The three species of Vampire Bat all come from the family of leaf-nosed bats; the common Vampire Bat (Desmodus rotundus), the Hairy Legged (Diphylla ecaudata), and White Winged (Diaemus young).
All Vampire Bats are relatively small only weighing a few ounces and have a wing span of approximately eight inches. It is common for a Vampire Bat to drink their own weight almost every night when they feed.
Before developing a taste for blood the Vampire Bat’s early ancestors were fruit bats that used their sharp teeth to puncture ripened fruit. Like all other bats, they spend their days in darkened caves, hollow trees, and mine shafts in colonies of about 120 individuals. Males and females stay separated in their dark dens exiting at dusk to find a warm meal.

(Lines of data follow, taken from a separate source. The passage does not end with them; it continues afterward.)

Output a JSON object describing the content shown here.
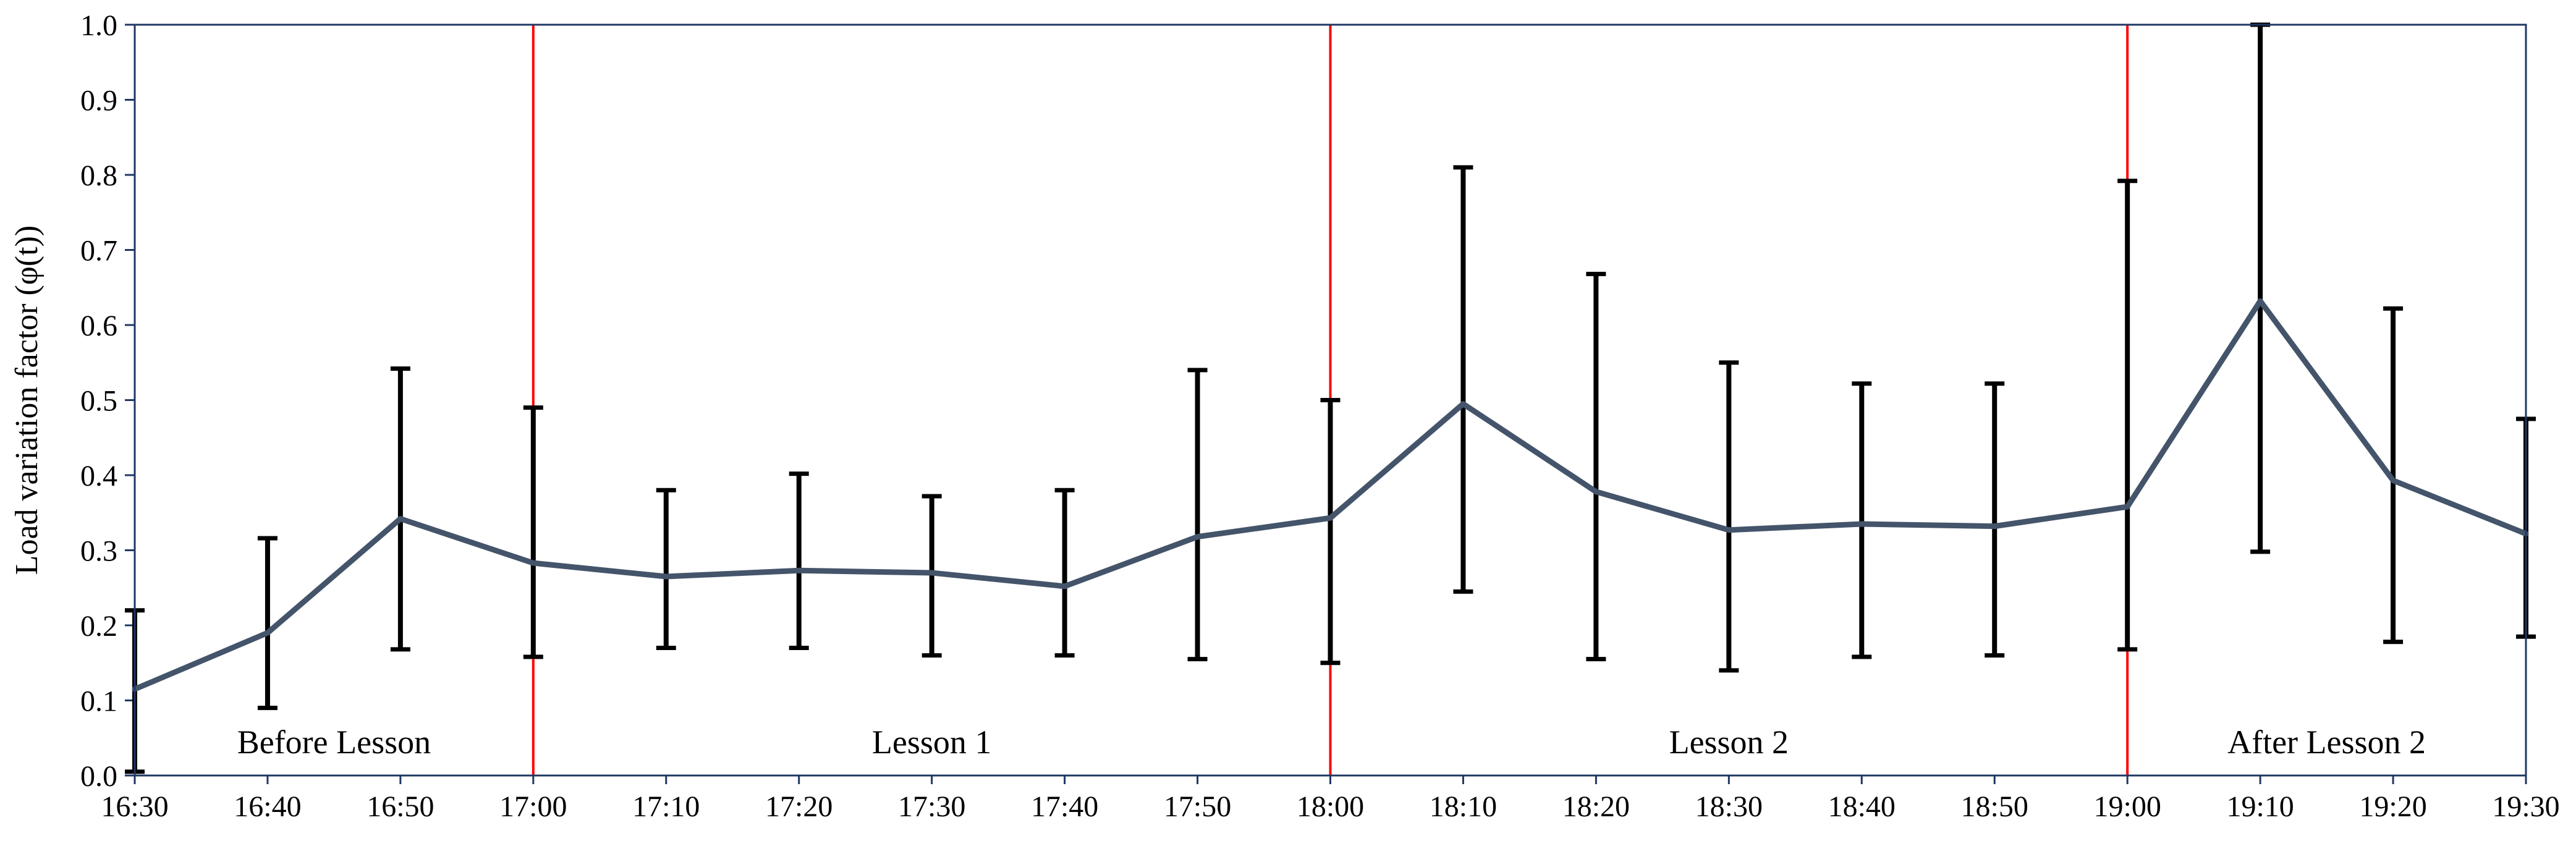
{
  "chart_data": {
    "type": "line",
    "title": "",
    "xlabel": "",
    "ylabel": "Load variation factor (φ(t))",
    "ylim": [
      0,
      1.0
    ],
    "yticks": [
      "0.0",
      "0.1",
      "0.2",
      "0.3",
      "0.4",
      "0.5",
      "0.6",
      "0.7",
      "0.8",
      "0.9",
      "1.0"
    ],
    "grid": false,
    "legend": "none",
    "x": [
      "16:30",
      "16:40",
      "16:50",
      "17:00",
      "17:10",
      "17:20",
      "17:30",
      "17:40",
      "17:50",
      "18:00",
      "18:10",
      "18:20",
      "18:30",
      "18:40",
      "18:50",
      "19:00",
      "19:10",
      "19:20",
      "19:30"
    ],
    "series": [
      {
        "values": [
          0.115,
          0.19,
          0.342,
          0.283,
          0.265,
          0.273,
          0.27,
          0.252,
          0.318,
          0.343,
          0.495,
          0.378,
          0.327,
          0.335,
          0.332,
          0.358,
          0.632,
          0.393,
          0.322
        ],
        "error_low": [
          0.005,
          0.09,
          0.168,
          0.158,
          0.17,
          0.17,
          0.16,
          0.16,
          0.155,
          0.15,
          0.245,
          0.155,
          0.14,
          0.158,
          0.16,
          0.168,
          0.298,
          0.178,
          0.185
        ],
        "error_high": [
          0.22,
          0.316,
          0.542,
          0.49,
          0.38,
          0.402,
          0.372,
          0.38,
          0.54,
          0.5,
          0.81,
          0.668,
          0.55,
          0.522,
          0.522,
          0.792,
          1.0,
          0.622,
          0.475
        ],
        "color": "#44546a"
      }
    ],
    "phase_boundaries": [
      "17:00",
      "18:00",
      "19:00"
    ],
    "phase_boundary_color": "#ff0000",
    "phase_labels": [
      {
        "text": "Before Lesson",
        "at": "16:45"
      },
      {
        "text": "Lesson 1",
        "at": "17:30"
      },
      {
        "text": "Lesson 2",
        "at": "18:30"
      },
      {
        "text": "After Lesson 2",
        "at": "19:15"
      }
    ],
    "error_bar_color": "#000000"
  }
}
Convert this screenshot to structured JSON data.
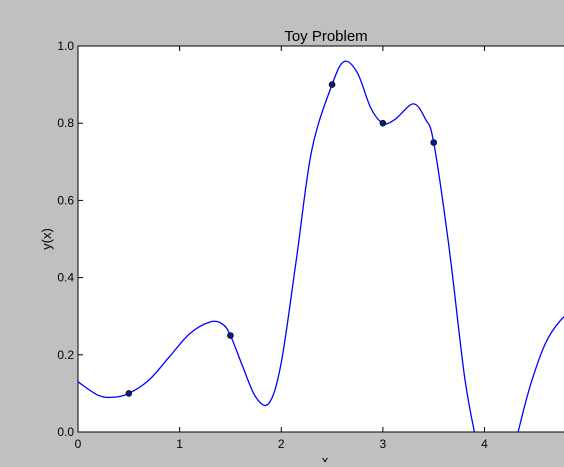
{
  "chart_data": {
    "type": "line",
    "title": "Toy Problem",
    "xlabel": "x",
    "ylabel": "y(x)",
    "xlim": [
      0,
      4.9
    ],
    "ylim": [
      0,
      1.0
    ],
    "x_ticks": [
      "0",
      "1",
      "2",
      "3",
      "4"
    ],
    "y_ticks": [
      "0.0",
      "0.2",
      "0.4",
      "0.6",
      "0.8",
      "1.0"
    ],
    "grid": false,
    "series": [
      {
        "kind": "line",
        "color": "#0000ff",
        "x": [
          0,
          0.2,
          0.35,
          0.5,
          0.7,
          0.9,
          1.1,
          1.3,
          1.42,
          1.5,
          1.62,
          1.75,
          1.88,
          2.0,
          2.15,
          2.3,
          2.5,
          2.62,
          2.75,
          2.88,
          3.0,
          3.12,
          3.3,
          3.42,
          3.5,
          3.65,
          3.8,
          3.9
        ],
        "y": [
          0.13,
          0.095,
          0.09,
          0.1,
          0.135,
          0.195,
          0.255,
          0.285,
          0.28,
          0.25,
          0.17,
          0.09,
          0.075,
          0.18,
          0.45,
          0.73,
          0.9,
          0.96,
          0.93,
          0.84,
          0.8,
          0.81,
          0.85,
          0.81,
          0.75,
          0.48,
          0.15,
          0.0
        ]
      },
      {
        "kind": "line",
        "color": "#0000ff",
        "x": [
          4.33,
          4.45,
          4.6,
          4.75,
          4.9
        ],
        "y": [
          0.0,
          0.12,
          0.23,
          0.29,
          0.32
        ]
      },
      {
        "kind": "scatter",
        "color": "#0a1f7a",
        "x": [
          0.5,
          1.5,
          2.5,
          3.0,
          3.5
        ],
        "y": [
          0.1,
          0.25,
          0.9,
          0.8,
          0.75
        ]
      }
    ]
  }
}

Vampire Bats are “Obligate sanguivores” which means they live entirely on blood. They are the only mammals to do so and have many adaptations to survive on a liquid diet that is high in protein and iron. This lack of nutrients such as fats and sugars means the bats must feed daily.
Altruistic behavior is often seen in vampire bats where nursing females or unsuccessful hunters will be helped out by their neighbors who will regurgitate blood for the others to eat. This behavior has also revealed that vampire bats have long memories and will help out fellow bats who had groomed them or shared a meal in the past.
Hunting after Dark
Vampire bats like other bat species have exceptional hearing that they use for echolocation, but they also use it to zero in on their sleeping prey. Vampire bats rarely go after humans and mostly target larger livestock.

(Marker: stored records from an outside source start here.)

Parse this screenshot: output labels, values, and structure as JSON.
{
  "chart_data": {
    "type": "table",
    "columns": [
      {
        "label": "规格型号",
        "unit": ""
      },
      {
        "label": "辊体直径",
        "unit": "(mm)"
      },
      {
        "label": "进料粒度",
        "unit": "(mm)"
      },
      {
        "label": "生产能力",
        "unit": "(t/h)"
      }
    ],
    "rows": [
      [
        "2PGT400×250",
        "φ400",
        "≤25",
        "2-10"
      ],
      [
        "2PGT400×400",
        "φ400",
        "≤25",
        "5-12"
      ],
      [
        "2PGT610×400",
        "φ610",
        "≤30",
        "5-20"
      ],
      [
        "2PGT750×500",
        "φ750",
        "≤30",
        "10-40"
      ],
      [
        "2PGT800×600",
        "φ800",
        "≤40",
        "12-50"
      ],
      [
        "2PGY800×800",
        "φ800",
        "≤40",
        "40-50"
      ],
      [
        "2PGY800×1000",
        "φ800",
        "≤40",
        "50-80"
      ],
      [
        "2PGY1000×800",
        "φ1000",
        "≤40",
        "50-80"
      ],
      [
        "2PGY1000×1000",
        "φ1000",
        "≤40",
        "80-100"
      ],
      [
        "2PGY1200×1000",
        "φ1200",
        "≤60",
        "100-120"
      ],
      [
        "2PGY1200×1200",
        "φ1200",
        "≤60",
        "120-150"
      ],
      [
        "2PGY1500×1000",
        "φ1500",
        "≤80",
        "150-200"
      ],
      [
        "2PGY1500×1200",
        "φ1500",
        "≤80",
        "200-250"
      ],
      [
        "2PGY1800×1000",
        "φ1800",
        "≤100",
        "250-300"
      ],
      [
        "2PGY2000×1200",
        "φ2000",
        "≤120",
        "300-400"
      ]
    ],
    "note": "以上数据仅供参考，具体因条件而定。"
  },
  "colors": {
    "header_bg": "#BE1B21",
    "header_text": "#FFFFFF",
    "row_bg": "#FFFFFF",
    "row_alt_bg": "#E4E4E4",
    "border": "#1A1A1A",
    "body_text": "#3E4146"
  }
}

First, the Vampire bat will first find a likely animal such as a cow, and lands near it. Using its acute hearing the vampire will listen for the rhythmic breathing indicating its target is fast asleep.
Then the bat will exhibit another strange activity by walking across the ground on its hind legs and large forward thumbs eventually climbing atop the sleeping victim. Using a sensory organ in its nose similar to a pit viper the bat will locate an area that is hotter than the rest indicating blood flow near the surface.
The vampire bat uses its extremely sharp incisor to make a small slit in the animal’s skin. Prior to this, the bat gives its victim a lick (a vampire’s kiss?) which contains a pain killer to make the attack go undetected. Next, the vampire drinks the blood, not through hollow fangs but by lapping up the liquid meal with its tongue that has adapted to the task.
An anticoagulant in the bat’s saliva keeps the blood flowing and has been adapted by scientists to produce a clot-busting medication for treating stroke victims. This anticoagulant contains the protein desmoteplase or DSPA, which was given the nickname Draculin.
Only eating once a day Vampire bats will drink up nearly their entire weight in a single meal which makes flying home a bit of a struggle, but once again the vampire has a bit of black magic up its sleeve err… wing. As soon as the vampire bat begins drinking blood its circulatory system and kidneys begin pushing out water to lighten the load. You could say that being peed on by a flying Vampire Bat is good luck because it means he is already full and likely to leave you alone.
Even with the immediate offloading of the water weight, the vampire bat may have to drop to the ground to try and get a running start or use its hind legs to jump into the air to get enough air for its wings to obtain flight.
With their ghoulish diet, habits, and frightening appearance it’s no wonder Vampire Bats have entered folklore and are a staple of Halloween imagery, but unless you go trick or treating in South America and decide to pass out under the stars you are probably safe from becoming a shape-shifting member of the undead…probably.